Of course, I would have kind of called this before on the whole-body PET, but this is just to show that there is an increase in radiotracer uptake.
Already, after 20 to 30 minutes, often, we encounter not significant or sometimes significant, but often an increased PSMA uptake, and that, we often see in lymph nodes that are then really true positive prostate cancer metastases.
I think this is actually a more important scenario. So this is also a patient referred for primary staging. He had a small lymph node here in the left pelvis that has really just very faint PSMA uptake. And those are sometimes difficult to comment on. And you kind of want to call it positive, but you're a little uncertain about it.
And if we compare this to the late pelvic protocol or late pelvic images, we see that the PSMA uptake actually decreased or sometimes it's completely gone, and that, we often see in patients who have just a nonspecific uptake on the whole-body scan. So this turned out to be a true negative lymph node, for example.
Last scenario is a patient who came after HIFU therapy, so after local prostate therapy. This is a sagittal image. Here, we see the bladder. This is the prostate. Here's the rectum. And this is the sagittal fused PET-CT. And within that kind of hypoattenuating lesion that we see here in the posterior and peripheral gland, we have intense PSMA uptake.
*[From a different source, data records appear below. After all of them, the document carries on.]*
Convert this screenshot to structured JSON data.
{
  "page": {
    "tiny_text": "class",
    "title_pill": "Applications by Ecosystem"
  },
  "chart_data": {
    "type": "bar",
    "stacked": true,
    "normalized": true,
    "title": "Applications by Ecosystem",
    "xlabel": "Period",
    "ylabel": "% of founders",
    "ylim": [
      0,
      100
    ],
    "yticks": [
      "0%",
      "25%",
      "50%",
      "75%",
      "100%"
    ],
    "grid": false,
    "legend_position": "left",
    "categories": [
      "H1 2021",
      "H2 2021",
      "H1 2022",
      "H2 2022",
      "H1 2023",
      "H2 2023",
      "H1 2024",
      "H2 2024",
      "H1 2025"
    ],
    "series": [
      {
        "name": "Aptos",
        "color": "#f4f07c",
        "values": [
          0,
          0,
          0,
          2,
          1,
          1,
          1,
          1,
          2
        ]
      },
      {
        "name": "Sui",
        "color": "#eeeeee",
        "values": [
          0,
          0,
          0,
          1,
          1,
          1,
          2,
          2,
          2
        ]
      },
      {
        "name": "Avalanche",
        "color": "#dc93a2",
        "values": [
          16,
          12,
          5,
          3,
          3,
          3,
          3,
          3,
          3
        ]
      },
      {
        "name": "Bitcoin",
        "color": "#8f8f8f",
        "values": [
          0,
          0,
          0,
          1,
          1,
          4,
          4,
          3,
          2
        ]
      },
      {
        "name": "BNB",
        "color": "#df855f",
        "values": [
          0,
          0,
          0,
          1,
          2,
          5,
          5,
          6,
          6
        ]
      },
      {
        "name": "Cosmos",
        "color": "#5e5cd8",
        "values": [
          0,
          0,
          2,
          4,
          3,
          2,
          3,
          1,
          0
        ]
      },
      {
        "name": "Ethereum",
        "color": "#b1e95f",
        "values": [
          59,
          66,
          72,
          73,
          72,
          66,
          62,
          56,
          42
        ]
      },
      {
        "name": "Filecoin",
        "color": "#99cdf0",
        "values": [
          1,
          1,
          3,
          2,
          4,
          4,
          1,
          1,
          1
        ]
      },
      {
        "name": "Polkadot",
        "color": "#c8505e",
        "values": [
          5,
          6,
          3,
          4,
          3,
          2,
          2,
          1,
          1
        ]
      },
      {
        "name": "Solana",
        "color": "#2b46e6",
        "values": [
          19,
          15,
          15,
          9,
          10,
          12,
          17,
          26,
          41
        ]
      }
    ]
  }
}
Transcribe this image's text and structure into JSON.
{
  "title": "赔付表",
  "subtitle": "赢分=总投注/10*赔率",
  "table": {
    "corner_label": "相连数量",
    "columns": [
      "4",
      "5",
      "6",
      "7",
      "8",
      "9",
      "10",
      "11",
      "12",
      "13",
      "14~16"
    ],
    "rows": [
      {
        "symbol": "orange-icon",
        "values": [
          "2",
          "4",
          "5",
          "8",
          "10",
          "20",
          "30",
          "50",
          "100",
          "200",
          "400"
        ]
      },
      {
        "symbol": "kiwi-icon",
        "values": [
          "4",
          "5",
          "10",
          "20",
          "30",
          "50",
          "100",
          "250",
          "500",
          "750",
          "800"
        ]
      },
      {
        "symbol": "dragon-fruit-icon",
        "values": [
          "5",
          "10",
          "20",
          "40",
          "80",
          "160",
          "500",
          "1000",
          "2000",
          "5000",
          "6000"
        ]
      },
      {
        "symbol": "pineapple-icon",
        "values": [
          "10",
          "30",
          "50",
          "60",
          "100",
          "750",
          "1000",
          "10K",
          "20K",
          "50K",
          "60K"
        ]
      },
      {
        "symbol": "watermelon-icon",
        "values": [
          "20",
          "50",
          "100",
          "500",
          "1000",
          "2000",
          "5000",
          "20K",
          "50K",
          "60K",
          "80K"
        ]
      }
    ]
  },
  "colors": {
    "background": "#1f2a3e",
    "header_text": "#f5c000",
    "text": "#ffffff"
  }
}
Now, when we look at the late pelvic protocol, we see that there's some contrast media in the urinary bladder. But then also, in this hypoattenuating lesion—or this hypoattenuating lesion now fills actually with oral contrast. And that's not the tumor. That's just the defect from the HIFU.
And the PSMA uptake that we're seeing, in part, kind of also is within that HIFU defect, but then the actual recurrence is just below it. So the patient has recurrence, but it's below the actual HIFU defect.
So there's some recurrence or residual tumor. And with the late pelvic protocol, it's just easier to differentiate, again, between HIFU defect and actual tumor recurrence. Thank you very much.